The Qatar Financial Centre PMI™ is compiled by S&P Global from responses to questionnaires sent to purchasing managers in a panel of around 450 private sector companies. The panel is stratified by detailed sector and company workforce size, based on contributions to GDP. The sectors covered by the survey include manufacturing, construction, wholesale, retail and services.
Survey responses are collected in the second half of each month and indicate the direction of change compared to the previous month. A diffusion index is calculated for each survey variable. The index is the sum of the percentage of ‘higher’ responses and half the percentage of ‘unchanged’ responses.

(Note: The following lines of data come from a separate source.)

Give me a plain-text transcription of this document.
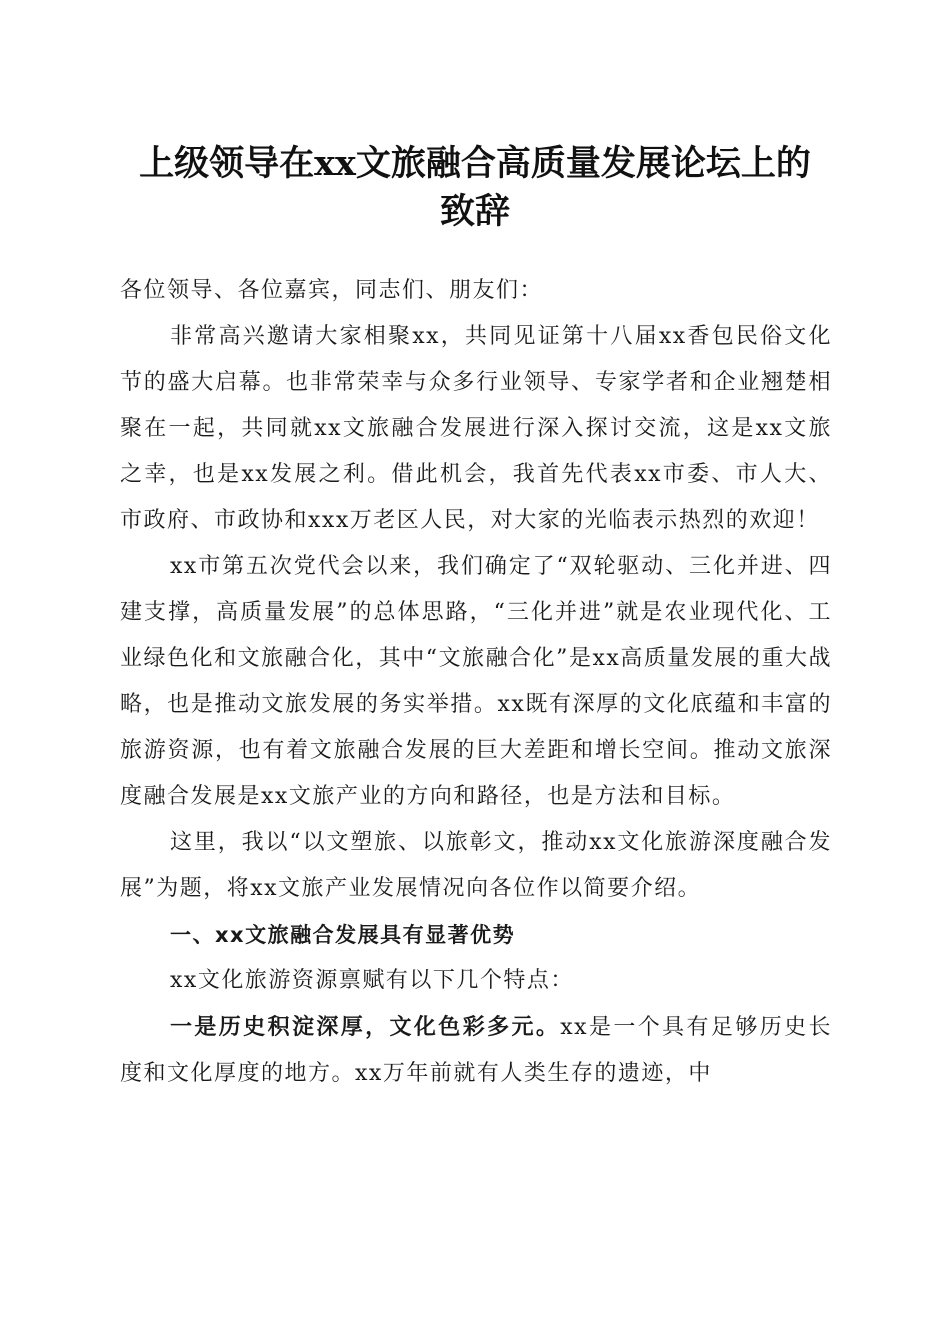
上级领导在xx文旅融合高质量发展论坛上的
致辞

各位领导、各位嘉宾，同志们、朋友们：

非常高兴邀请大家相聚xx，共同见证第十八届xx香包民俗文化节的盛大启幕。也非常荣幸与众多行业领导、专家学者和企业翘楚相聚在一起，共同就xx文旅融合发展进行深入探讨交流，这是xx文旅之幸，也是xx发展之利。借此机会，我首先代表xx市委、市人大、市政府、市政协和xxx万老区人民，对大家的光临表示热烈的欢迎！

xx市第五次党代会以来，我们确定了“双轮驱动、三化并进、四建支撑，高质量发展”的总体思路，“三化并进”就是农业现代化、工业绿色化和文旅融合化，其中“文旅融合化”是xx高质量发展的重大战略，也是推动文旅发展的务实举措。xx既有深厚的文化底蕴和丰富的旅游资源，也有着文旅融合发展的巨大差距和增长空间。推动文旅深度融合发展是xx文旅产业的方向和路径，也是方法和目标。

这里，我以“以文塑旅、以旅彰文，推动xx文化旅游深度融合发展”为题，将xx文旅产业发展情况向各位作以简要介绍。

一、xx文旅融合发展具有显著优势

xx文化旅游资源禀赋有以下几个特点：

一是历史积淀深厚，文化色彩多元。xx是一个具有足够历史长度和文化厚度的地方。xx万年前就有人类生存的遗迹，中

The indices vary between 0 and 100, with a reading above 50 indicating an overall increase compared to the previous month, and below 50 an overall decrease. The indices are then seasonally adjusted.

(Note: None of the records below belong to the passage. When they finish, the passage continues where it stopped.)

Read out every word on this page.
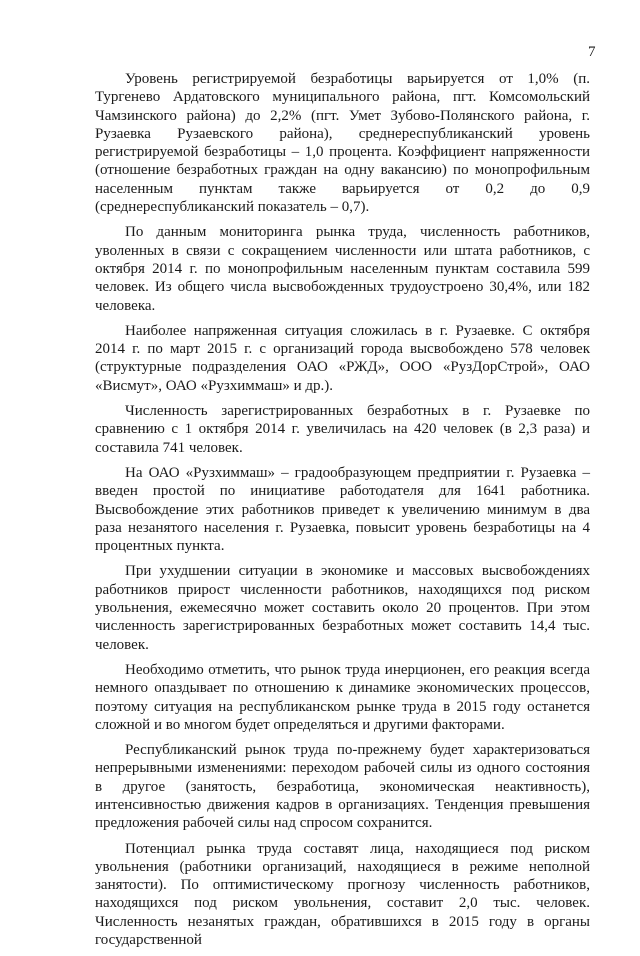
7

Уровень регистрируемой безработицы варьируется от 1,0% (п. Тургенево Ардатовского муниципального района, пгт. Комсомольский Чамзинского района) до 2,2% (пгт. Умет Зубово-Полянского района, г. Рузаевка Рузаевского района), среднереспубликанский уровень регистрируемой безработицы – 1,0 процента. Коэффициент напряженности (отношение безработных граждан на одну вакансию) по монопрофильным населенным пунктам также варьируется от 0,2 до 0,9 (среднереспубликанский показатель – 0,7).

По данным мониторинга рынка труда, численность работников, уволенных в связи с сокращением численности или штата работников, с октября 2014 г. по монопрофильным населенным пунктам составила 599 человек. Из общего числа высвобожденных трудоустроено 30,4%, или 182 человека.

Наиболее напряженная ситуация сложилась в г. Рузаевке. С октября 2014 г. по март 2015 г. с организаций города высвобождено 578 человек (структурные подразделения ОАО «РЖД», ООО «РузДорСтрой», ОАО «Висмут», ОАО «Рузхиммаш» и др.).

Численность зарегистрированных безработных в г. Рузаевке по сравнению с 1 октября 2014 г. увеличилась на 420 человек (в 2,3 раза) и составила 741 человек.

На ОАО «Рузхиммаш» – градообразующем предприятии г. Рузаевка – введен простой по инициативе работодателя для 1641 работника. Высвобождение этих работников приведет к увеличению минимум в два раза незанятого населения г. Рузаевка, повысит уровень безработицы на 4 процентных пункта.

При ухудшении ситуации в экономике и массовых высвобождениях работников прирост численности работников, находящихся под риском увольнения, ежемесячно может составить около 20 процентов. При этом численность зарегистрированных безработных может составить 14,4 тыс. человек.

Необходимо отметить, что рынок труда инерционен, его реакция всегда немного опаздывает по отношению к динамике экономических процессов, поэтому ситуация на республиканском рынке труда в 2015 году останется сложной и во многом будет определяться и другими факторами.

Республиканский рынок труда по-прежнему будет характеризоваться непрерывными изменениями: переходом рабочей силы из одного состояния в другое (занятость, безработица, экономическая неактивность), интенсивностью движения кадров в организациях. Тенденция превышения предложения рабочей силы над спросом сохранится.

Потенциал рынка труда составят лица, находящиеся под риском увольнения (работники организаций, находящиеся в режиме неполной занятости). По оптимистическому прогнозу численность работников, находящихся под риском увольнения, составит 2,0 тыс. человек. Численность незанятых граждан, обратившихся в 2015 году в органы государственной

The headline figure is the Purchasing Managers’ Index™ (PMI). The PMI is a weighted average of the following five indices: New Orders (30%), Output (25%), Employment (20%), Suppliers’ Delivery Times (15%) and Stocks of Purchases (10%). For the PMI calculation the Suppliers’ Delivery Times Index is inverted so that it moves in a comparable direction to the other indices.
Underlying survey data are not revised after publication, but seasonal adjustment factors may be revised from time to time as appropriate which will affect the seasonally adjusted data series. Data were collected 12-24 October 2022.